I'm not sure about using strstr directly as "strstr(source, *sorted_dict)", as it would return only the occurrence of complete "source" in dictionary, and what I want is the substrings of source.
strstr("europeaninvestmentbank", "investment") will return &"europeaninvestmentbank"[8] because that is where the substring was found. It will return NULL if the substring was not found. Assuming you have the complete source string in memory and only search for the longest substrings first, strstr() will do what you are asking for.
Code:
#include <stdio.h>
#include <string.h>
// Ordered by length of the string
char const* dictionary[] =
{
"investment",
"european",
"bank",
NULL
};
int main()
{
char const* source = "europeaninvestmentbank";
char const** sorted_dict = dictionary;
while (sorted_dict)
{
if (strstr(source, *sorted_dict))
{
printf("Longest meaningful substring: '%s'\n", *sorted_dict);
break;
}
++sorted_dict;
}
}
And currently got stuck at the very first step: while importing dictionary text into a 2d array of char. realloc() gave invalid next size error from now and then! No clue what's happening.

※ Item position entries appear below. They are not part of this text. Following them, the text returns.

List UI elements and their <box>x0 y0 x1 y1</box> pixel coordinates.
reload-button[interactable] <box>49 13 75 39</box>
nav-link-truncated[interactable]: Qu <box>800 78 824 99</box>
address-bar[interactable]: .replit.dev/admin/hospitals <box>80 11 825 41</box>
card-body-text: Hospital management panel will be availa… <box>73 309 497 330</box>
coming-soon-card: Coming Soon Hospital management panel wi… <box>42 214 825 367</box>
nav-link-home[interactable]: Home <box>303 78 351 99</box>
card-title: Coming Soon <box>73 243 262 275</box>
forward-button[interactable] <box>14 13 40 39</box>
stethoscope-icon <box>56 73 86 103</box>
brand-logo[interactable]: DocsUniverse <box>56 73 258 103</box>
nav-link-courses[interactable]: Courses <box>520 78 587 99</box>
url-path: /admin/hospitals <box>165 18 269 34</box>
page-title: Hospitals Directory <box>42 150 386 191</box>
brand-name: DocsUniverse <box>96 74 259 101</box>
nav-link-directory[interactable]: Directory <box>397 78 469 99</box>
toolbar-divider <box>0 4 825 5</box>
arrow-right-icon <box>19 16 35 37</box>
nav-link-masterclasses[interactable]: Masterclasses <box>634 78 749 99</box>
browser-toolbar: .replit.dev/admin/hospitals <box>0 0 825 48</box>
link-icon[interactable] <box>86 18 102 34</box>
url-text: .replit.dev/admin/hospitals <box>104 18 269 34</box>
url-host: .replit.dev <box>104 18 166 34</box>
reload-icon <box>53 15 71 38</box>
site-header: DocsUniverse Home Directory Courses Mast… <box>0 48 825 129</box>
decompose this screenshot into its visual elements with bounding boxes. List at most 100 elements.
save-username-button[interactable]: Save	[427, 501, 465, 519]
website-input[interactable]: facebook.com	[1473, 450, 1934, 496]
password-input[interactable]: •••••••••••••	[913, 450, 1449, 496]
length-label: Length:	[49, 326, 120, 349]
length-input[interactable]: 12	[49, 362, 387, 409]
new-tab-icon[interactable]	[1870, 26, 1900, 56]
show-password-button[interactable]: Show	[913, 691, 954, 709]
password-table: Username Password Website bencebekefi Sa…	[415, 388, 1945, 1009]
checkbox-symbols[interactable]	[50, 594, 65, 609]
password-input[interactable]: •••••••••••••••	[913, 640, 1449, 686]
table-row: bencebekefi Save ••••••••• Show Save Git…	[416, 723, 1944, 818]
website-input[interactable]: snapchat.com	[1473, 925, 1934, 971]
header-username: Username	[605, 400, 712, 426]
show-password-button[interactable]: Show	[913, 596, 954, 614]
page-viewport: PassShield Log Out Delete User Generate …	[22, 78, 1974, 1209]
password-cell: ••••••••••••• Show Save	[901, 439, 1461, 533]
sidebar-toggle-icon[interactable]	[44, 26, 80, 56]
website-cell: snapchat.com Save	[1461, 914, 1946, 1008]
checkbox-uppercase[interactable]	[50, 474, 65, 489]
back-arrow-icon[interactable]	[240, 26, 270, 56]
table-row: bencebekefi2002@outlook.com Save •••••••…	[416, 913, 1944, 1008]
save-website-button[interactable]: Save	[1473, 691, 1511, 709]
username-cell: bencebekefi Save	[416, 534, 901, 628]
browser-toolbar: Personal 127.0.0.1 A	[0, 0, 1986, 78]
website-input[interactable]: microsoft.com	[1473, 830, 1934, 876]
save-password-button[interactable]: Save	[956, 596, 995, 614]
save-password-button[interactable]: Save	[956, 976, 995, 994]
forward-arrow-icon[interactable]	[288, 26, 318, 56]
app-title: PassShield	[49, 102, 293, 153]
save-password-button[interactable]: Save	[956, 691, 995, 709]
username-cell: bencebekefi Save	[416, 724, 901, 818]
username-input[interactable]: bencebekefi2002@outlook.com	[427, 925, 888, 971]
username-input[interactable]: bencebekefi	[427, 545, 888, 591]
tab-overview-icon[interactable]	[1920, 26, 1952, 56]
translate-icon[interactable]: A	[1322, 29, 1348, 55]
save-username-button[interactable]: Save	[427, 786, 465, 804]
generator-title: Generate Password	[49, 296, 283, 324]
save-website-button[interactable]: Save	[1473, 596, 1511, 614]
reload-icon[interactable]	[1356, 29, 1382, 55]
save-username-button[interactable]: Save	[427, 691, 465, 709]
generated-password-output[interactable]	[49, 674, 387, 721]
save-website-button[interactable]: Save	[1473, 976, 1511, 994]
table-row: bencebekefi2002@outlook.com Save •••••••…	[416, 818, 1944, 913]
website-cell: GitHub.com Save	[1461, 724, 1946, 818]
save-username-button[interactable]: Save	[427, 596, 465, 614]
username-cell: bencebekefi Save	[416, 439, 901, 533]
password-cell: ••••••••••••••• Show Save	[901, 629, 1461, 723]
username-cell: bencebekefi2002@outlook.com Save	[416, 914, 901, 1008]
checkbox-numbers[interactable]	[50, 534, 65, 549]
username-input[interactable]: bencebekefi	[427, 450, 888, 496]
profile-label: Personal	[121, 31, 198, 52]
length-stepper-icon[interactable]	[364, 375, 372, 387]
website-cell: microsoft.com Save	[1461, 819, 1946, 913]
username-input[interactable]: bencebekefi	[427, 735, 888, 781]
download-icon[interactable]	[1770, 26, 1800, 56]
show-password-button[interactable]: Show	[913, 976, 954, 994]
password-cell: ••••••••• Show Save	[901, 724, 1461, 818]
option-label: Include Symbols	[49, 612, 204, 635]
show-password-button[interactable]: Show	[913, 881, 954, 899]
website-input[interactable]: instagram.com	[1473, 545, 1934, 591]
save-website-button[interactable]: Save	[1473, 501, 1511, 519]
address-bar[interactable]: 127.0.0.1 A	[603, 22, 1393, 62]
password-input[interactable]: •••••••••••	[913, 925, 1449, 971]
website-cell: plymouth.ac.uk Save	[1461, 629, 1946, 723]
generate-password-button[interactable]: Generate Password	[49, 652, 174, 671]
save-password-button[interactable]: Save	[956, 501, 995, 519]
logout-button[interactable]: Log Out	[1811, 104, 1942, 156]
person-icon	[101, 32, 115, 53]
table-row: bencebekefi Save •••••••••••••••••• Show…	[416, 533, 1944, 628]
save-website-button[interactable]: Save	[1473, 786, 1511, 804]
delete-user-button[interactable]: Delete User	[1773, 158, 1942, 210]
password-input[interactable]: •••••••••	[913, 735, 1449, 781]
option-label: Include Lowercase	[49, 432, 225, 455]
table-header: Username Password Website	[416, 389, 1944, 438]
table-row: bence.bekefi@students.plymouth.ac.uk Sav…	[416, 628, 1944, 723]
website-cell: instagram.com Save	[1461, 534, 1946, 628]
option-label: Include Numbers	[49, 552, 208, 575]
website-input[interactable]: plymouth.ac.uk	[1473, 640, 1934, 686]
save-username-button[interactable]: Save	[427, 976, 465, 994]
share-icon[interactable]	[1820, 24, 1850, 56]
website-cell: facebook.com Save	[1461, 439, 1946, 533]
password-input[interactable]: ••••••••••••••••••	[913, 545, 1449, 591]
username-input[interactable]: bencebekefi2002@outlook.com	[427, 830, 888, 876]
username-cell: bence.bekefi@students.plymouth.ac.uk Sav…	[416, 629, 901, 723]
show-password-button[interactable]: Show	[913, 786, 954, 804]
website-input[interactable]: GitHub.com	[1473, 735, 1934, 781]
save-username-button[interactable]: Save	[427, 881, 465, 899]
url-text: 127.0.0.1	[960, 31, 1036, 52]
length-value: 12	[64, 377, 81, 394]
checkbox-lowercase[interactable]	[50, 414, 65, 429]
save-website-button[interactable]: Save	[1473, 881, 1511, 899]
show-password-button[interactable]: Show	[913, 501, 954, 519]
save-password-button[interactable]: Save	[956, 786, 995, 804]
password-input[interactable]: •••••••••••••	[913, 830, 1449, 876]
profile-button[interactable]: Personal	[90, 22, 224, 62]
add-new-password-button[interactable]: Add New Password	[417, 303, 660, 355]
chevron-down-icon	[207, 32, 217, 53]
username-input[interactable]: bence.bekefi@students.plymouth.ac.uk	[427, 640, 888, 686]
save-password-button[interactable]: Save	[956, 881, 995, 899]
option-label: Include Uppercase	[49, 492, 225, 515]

Any kind of buffer overflow on a pointer to heap memory can mess up the heap and cause weird errors. Try this code on your dictionary file and see if the same thing happens:
Code:
#include <stdio.h>
#include <stdlib.h>
#include <string.h>
#define TEST
int length_order(void const* lhs, void const* rhs);
int main()
{
FILE* fp = fopen("test.txt", "r");
char** dictionary = NULL;
char word[1024];
size_t size = 0;
// Populate the dictionary
while (fscanf(fp, "%1023s", word) == 1)
{
// Grow dictionary by 1 each time and assume allocations succeed for simplicity
dictionary = (char**)realloc(dictionary, ++size * sizeof(char**));
dictionary[size-1] = (char*)malloc(strlen(word)+1);
strcpy(dictionary[size-1], word);
}
fclose(fp);
// Sort the dictionary by string length
qsort(dictionary, size, sizeof(char*), length_order);
#if defined(TEST)
// Dump the dictionary for testing
for (size_t x = 0; x < size; ++x)
{
puts(dictionary[x]);
}
#endif
// Clean up the dictionary
for (size_t x = 0; x < size; ++x)
{
free(dictionary[x]);
}
free(dictionary);
}
int length_order(void const* lhs, void const* rhs)
{
return strlen(*(char const**)rhs) - strlen(*(char const**)lhs);
}